In seinen Jahren an der Elite-Universität war der Herzexperte äußerst produktiv. Lown beschrieb 1952 eine seltene Form der Rhythmusstörungen. Zudem erkannte er, dass sich mit einem Elektroschock das oft tödliche Kammerflimmern effektiv behandeln und ein plötzlicher Herztod vermeiden lässt. Gemeinsam mit Elektroingenieuren entwickelte er 1961 einen Defibrillator. In den Folgejahren wurden die Geräte zum Implantieren und für den externen Gebrauch verfeinert, darunter jene tragbaren "Defis", auf die überall an zentralen Plätzen hingewiesen wird. Lown verbesserte zudem die Arzneitherapie diverser Herzleiden und Generationen von Medizinstudenten haben die Einteilung der Rhythmusstörungen "nach Lown" gelernt.

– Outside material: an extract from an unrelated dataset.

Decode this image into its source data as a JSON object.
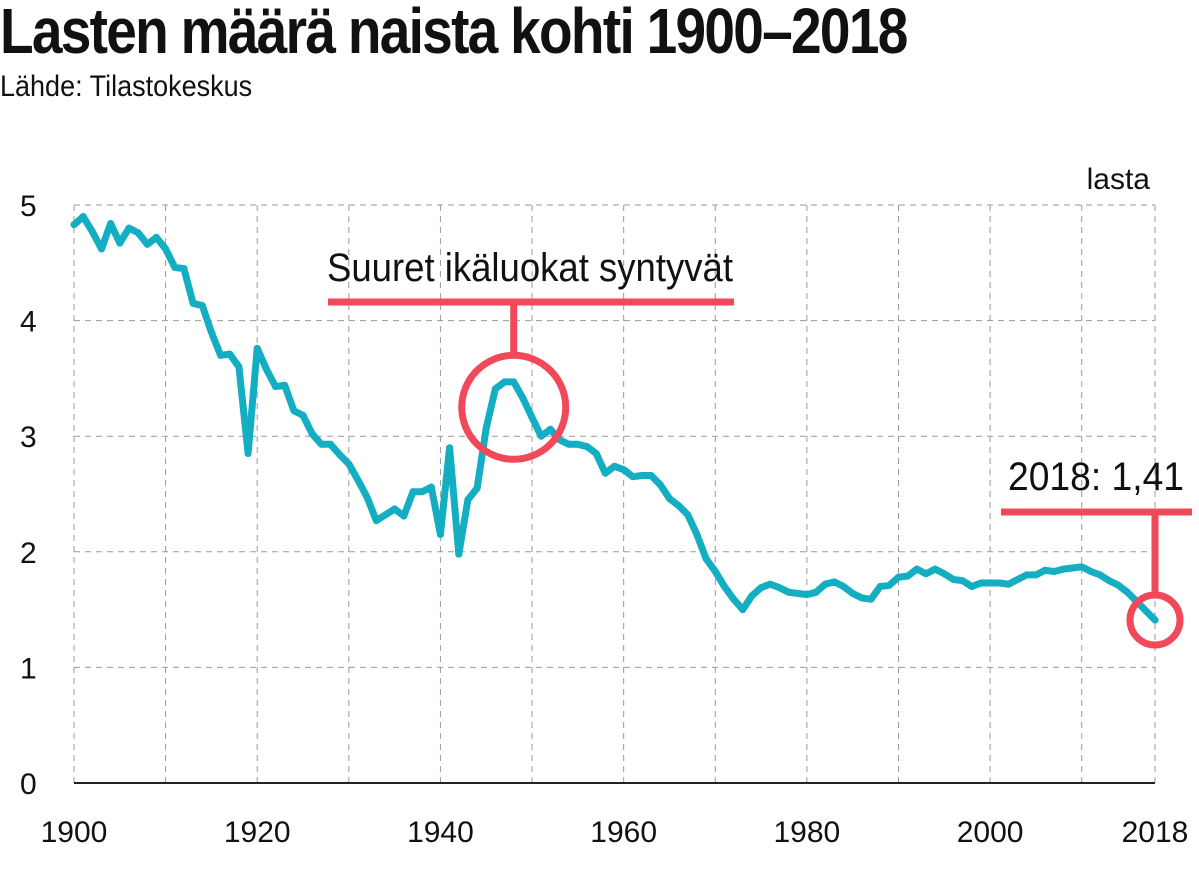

Lowns Engagement für Gerechtigkeit und Frieden begann nicht erst, als er bekannter Harvard-Kardiologe war. Schon im Studium setzte er sich dafür ein, dass mehr Schwarze, Frauen und Juden Medizin studieren konnten. Neben seiner Arbeit für den Frieden wurde Lown zunehmend zum Streiter für ein Gesundheitswesen, das sich weniger Technik und Profit, sondern den Patienten verpflichtet fühlt. Sein Buch "Die verlorene Kunst des Heilens" legt davon beeindruckend Zeugnis ab. Es war ein Glück, diesen großen Arzt und Menschenfreund zu erleben. Noch fast neunzigjährig konnte er anlässlich eines Deutschlandbesuchs im warmen John-Wayne-Bass beim Nachmittagskaffee mitreißend vor den Gefahren einer entseelten, ökonomisierten Medizin warnen - und abends ohne Zeichen der Erschöpfung einen Vortrag in freier Rede halten.

Dabei war seine Karriere nicht so geradlinig, wie es rückblickend klingt und mehr als 20 Ehrendoktortitel nahelegen. Nachdem er sich gegen Diskriminierung in der McCarthy-Ära ausgesprochen hatte, wurde er 1954 an eine Militärklinik in Tacoma strafversetzt, musste Flure und Toiletten putzen. "Diese Zeit ruinierte mein Leben ein Jahr lang und verzögerte meine Karriere um ein Jahrzehnt, aber sie machte mich zu einem besseren Arzt", sagte er später darüber. Im Februar, wenige Monate vor seinem 100. Geburtstag, hat Bernard Lowns Herz nahe Boston aufgehört zu schlagen.